Федосья вздрогнула от последних слов, словно бы очнулась от содеянного, замешкалась, наискивая ногою ступеньку, и, решившись, резко отпахнула дверь. На воле было по-апрельски сине, солнечно, радостно. Под сердцем ворохнулся сын.
«Нищий сумасброд», – гордо подумала боярыня о Кирюше, степенно подымаясь по приступкам в колымагу.
Глава десятая
Бедная, она всю дорогу выплакала, и на густо набеленных щеках остались от румян и сурьмы цветные ручьи. У ворот царского двора Федосья долго не вылезала из колымаги, утишивая внезапные рыданья. Ей так нестерпимо зажалелось себя, такой немилою показалась судьба, что и помереть впору... Боже, как чадо-то ждала, вымолила долгими ночами брюхо себе у святого Сергия, и вдруг нерожденное дитя ее обозвал змеенышем... Шестьдесят человек дворни, окружившей колымагу, ждали, когда проплачется боярыня, не смели тревожить госпожу. Горяча Морозова, своенравна, может миловать, но может и в Зюзино в имение на землю сослать. Две комнатные девки хлопотали вокруг Федосьи, приводя в чувство, убирали ее лицо, густо набеливали и украшивали.

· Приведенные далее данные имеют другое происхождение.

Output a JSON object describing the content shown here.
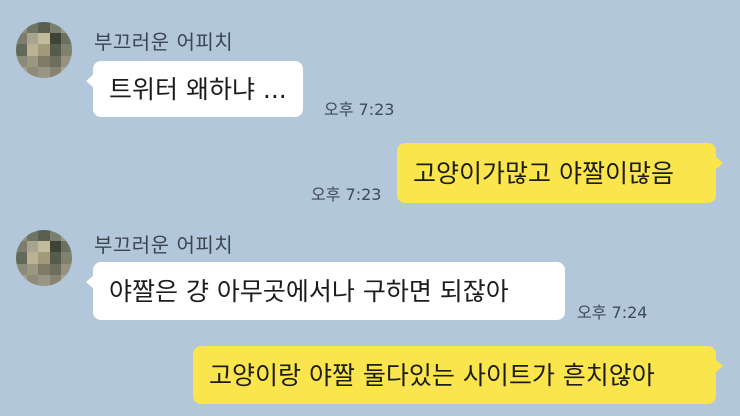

...Государыня уже ждала родницу, выглядела с нетерпением в окно, как та, переваливаясь утушкой, подымалась на царицыно крыльцо, поддерживаемая под локти дворнею. «Тяжела наша Федосья, радостью затяжелела», – подумала царица и тут сама почуяла переспевшую свою утробу, и наводяневшие от тягости ноги, и набухшую грудь, туго обжатую парчовым лифом. Хоть бы ладно опростаться, хоть бы все слава Богу, вот и государь-то наш миленькой весь извелся, не хватало ему с нами забот. Царица прислушалась к чреву: ндравное дитя затеялось, всю мамку истолкло да издергало: вишь ли, того не хочу да того не нать; так-то бесноватых, сказывают, икотики мучают...

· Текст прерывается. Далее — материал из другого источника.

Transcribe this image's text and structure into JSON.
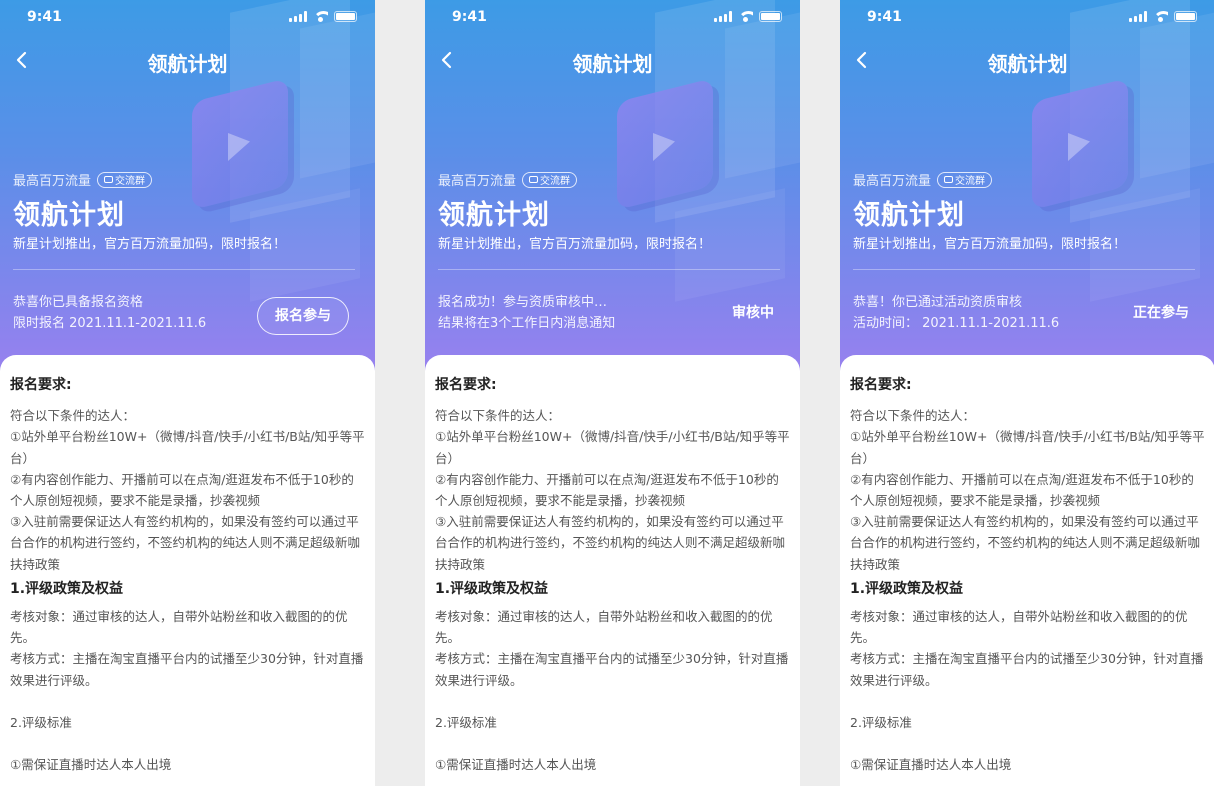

Тут стольники-отроки отпахнули двери, вошла Морозова, опустила у высокого порога коробейку; земно поклонилась; две женщины сошлись, как тяжело груженные лодьи, и по-сестрински ласково обнялись, расцеловались, словно век не видались.
– Что ли, худо чего приключилося? На тебе лица нет, – с материнской тревогою спросила у гостьи Марья Ильинишна, пытливо отстранив лицо, а сама меж тем все еще касалась спелым животом Федосьиного тела: подвески на висках из гурмыжского розового земчюга качнулись, открывая крутые смуглые скулы: было что-то в царице от персидских кровей.
– Марья Ильинишна, государыня, лихие люди собрались мое дитя известь, – неожиданно для себя открыто поделилась своим горем Федосья: она собралась было вновь заплакать, но укрепилась, не уступила слезам.
Царица в Гостиной палате была не одна: с рукодельем сидели по лавкам, устланным кизылбашскими цветными кошмами, казначея, да крайчая, да постельница, были тут и мастерицы, что шьют золотом и серебром, и шелками с каменьем и жемчугом. И каждая навострила уши, вроде бы не показывая интереса к вести. Царица, не мешкая, повелела удалиться всем: добрая-то весть на раке едет, а дурная вороном черным летит.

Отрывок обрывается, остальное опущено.